My guide Fettah, as always, had a better idea: “Madam, I have a friend,” he said. “His name is Houssine Dakhamat. He is very cordial. He is on his way here to pick us up. Wait!”

And there is no escape for you, you are bound to fall in love with this man who, dressed in indigo, a traditional Berber color, and he is coming to rescue you in an old Land Rover with a dashboard lined with red carpet, on which lies a cream plastic phone with a giant satellite dish sticking out through the broken window. Especially if he also has a herd of pets – camels.

There is no one obvious reason to like camels.

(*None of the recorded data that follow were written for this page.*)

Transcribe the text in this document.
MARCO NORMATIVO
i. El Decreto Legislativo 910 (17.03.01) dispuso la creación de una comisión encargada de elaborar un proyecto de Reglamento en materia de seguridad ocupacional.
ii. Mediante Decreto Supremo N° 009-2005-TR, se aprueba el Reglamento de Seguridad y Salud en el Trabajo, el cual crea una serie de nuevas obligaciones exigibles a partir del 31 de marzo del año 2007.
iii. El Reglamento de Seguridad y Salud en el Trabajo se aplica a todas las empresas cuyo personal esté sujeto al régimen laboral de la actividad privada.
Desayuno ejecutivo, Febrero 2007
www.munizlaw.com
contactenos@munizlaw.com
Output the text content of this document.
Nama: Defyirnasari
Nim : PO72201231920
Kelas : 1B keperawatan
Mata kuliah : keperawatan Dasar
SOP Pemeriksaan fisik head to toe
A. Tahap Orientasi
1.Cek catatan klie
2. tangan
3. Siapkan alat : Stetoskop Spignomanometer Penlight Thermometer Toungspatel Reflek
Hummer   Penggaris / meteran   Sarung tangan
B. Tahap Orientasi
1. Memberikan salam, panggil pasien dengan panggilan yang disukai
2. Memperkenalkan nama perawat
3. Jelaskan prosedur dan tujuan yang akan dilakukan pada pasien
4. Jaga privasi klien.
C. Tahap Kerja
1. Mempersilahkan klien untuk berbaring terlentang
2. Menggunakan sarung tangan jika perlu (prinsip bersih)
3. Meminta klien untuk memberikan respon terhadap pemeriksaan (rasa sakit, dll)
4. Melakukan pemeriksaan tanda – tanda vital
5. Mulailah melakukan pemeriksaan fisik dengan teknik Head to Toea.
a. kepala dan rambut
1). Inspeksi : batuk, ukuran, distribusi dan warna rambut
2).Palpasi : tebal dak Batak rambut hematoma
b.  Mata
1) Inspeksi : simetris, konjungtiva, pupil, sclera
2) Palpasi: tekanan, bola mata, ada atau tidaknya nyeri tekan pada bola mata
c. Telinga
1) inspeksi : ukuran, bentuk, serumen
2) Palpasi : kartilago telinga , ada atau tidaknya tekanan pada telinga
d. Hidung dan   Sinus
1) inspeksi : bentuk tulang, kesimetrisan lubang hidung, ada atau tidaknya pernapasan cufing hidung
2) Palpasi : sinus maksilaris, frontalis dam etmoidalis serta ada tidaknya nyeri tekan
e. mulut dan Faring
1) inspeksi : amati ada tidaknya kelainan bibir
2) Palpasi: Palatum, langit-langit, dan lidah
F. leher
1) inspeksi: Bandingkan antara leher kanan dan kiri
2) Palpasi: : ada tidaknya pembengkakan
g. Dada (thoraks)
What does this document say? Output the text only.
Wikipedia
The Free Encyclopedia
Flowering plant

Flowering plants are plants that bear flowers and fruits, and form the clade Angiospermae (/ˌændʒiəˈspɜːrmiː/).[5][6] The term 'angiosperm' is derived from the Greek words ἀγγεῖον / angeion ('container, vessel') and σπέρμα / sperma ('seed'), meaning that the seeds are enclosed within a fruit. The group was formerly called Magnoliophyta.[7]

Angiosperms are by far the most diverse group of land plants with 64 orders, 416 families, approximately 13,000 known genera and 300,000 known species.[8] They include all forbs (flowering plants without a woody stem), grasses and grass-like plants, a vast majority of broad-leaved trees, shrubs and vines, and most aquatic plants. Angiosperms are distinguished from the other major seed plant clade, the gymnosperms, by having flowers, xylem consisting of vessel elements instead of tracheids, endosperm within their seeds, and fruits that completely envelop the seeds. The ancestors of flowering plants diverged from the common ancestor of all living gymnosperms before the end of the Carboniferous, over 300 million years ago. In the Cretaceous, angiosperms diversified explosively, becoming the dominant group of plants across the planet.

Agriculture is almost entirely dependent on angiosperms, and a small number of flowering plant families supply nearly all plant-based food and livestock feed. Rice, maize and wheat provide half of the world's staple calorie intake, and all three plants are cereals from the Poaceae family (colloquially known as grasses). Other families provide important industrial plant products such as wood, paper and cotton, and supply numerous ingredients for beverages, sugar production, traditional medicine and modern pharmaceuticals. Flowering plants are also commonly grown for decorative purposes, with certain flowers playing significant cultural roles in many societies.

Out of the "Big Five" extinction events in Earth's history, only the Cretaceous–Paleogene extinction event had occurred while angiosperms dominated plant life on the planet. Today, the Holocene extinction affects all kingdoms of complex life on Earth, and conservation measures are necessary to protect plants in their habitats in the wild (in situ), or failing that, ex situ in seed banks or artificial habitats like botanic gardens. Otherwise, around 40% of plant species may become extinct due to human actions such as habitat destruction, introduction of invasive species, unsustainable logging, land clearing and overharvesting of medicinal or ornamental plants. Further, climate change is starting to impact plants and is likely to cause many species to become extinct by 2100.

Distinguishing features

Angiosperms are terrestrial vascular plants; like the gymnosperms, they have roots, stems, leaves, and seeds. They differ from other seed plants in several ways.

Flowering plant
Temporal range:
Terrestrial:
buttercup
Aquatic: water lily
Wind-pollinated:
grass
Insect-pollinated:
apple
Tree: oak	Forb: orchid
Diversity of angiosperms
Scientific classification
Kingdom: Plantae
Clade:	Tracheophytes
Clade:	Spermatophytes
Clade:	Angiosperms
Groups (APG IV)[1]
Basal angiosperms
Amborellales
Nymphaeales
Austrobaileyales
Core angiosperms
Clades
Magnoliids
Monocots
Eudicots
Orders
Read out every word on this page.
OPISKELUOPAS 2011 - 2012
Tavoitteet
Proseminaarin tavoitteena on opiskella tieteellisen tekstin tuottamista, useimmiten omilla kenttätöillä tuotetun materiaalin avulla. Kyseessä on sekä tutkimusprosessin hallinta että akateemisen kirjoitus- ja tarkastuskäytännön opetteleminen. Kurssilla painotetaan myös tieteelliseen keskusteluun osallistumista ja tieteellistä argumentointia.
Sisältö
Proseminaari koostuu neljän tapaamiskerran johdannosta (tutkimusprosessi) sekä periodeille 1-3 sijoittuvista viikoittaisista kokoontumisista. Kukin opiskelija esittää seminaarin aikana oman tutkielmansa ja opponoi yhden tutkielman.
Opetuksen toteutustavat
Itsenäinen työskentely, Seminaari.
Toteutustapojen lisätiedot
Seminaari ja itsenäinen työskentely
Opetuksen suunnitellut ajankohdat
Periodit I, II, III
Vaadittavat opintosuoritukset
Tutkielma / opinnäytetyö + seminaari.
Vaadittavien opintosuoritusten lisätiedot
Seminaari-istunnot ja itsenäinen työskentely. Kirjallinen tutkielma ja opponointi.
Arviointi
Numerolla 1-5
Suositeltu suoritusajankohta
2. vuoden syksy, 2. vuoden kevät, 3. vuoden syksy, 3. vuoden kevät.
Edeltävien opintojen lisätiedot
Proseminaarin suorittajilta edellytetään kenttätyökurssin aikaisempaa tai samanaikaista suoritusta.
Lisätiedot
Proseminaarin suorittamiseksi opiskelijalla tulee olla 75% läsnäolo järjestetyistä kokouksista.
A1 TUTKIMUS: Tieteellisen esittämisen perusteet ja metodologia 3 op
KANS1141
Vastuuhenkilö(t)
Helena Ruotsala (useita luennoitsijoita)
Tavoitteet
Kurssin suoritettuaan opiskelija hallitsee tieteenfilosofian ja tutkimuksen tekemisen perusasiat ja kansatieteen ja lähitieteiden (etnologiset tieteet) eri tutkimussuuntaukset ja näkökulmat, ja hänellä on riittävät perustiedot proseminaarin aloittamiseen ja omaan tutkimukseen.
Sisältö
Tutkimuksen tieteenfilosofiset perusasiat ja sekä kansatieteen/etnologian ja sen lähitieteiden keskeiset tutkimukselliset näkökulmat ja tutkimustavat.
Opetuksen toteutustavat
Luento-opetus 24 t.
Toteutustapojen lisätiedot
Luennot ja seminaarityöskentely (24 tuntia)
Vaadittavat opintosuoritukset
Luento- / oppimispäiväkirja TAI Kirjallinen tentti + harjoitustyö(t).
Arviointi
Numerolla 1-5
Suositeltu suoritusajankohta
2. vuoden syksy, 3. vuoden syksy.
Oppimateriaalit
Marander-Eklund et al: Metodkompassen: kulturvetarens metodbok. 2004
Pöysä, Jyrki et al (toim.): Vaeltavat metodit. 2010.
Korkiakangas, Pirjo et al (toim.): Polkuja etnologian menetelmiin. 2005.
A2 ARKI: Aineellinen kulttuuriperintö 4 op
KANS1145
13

They are long-toothed, smelly creatures with a nasty temper and a bad smell from their mouths that also bite (our guide can attest to this). But, in the desert, they turn into cheerful, date-operated versions of the four-wheeled, high-mounted vehicle. Swaying relaxedly in the saddle, you’ll traverse places in the desert where other transportation is simply powerless.

Houssine Dakhamat’s favorite camel, Jamelia, is an orphan; he raised and fed her himself. He loves her so much that he built an enclosure next to the hotel bar so that she can mingle with guests. Sharing a cocktail with a camel is an absurd idea in theory, but in practice it’s a lot of fun, especially if the camel can drink through a straw!

The next day, Jamelia and her humpbacked buddies were saddled up for my first camel ride.

It is impossible to climb on a camel elegantly.

They make unintelligible, loud noises: part gurgling, like mouthwash, part roaring (now my new ringtone on my phone, which is perplexing even on public transportation). They rise from a supine position, rather abruptly (I hear, “Hold on, madam!”).But as soon as the camel stood up and began to move down the dusty roads, I noticed that I felt oddly at ease in the saddle’s metal T-handle.. All I had to do was sit, swaying gently, imagining myself as Lawrence of Arabia, or Wilfred Thesiger, or the first Western woman to cross Africa on a camel. It was my little weakness to think

Suddenly there is a sandstorm. Here it’s like a blizzard: suddenly, it’s as if the wrath of the entire planet is bearing down on you.

The whirlwind sweeps palm leaves high up, hundreds of meters into the sky, the sun disappears, sand fills your nose, eyes, ears, and frightened camels emitting deathly moans into the hot, sand-brown air.

We went on our way in these conditions because I insisted on it. Great desert explorers, after all, may have spent months of their trek in night frosts and week-long storms. But after an hour of trekking, clenching my teeth (literally) and almost completely blinded, I realized the folly of my venture and was very eager to return home.

I thought Chez Le Pacha was at the end of the world, but how wrong I was! My last stop at Erg Chigaga Luxury Camp was another two hours drive south. This journey through Morocco’s largest dunes made full use of our four-wheel-drive means of transportation – camels.

After the relative coolness of the pool at Pacha – sparrows soaring in date palms and patches of green – from Erg Chigaga, nestled between the high red dunes, it felt like being so far from Earth, on Mars somewhere.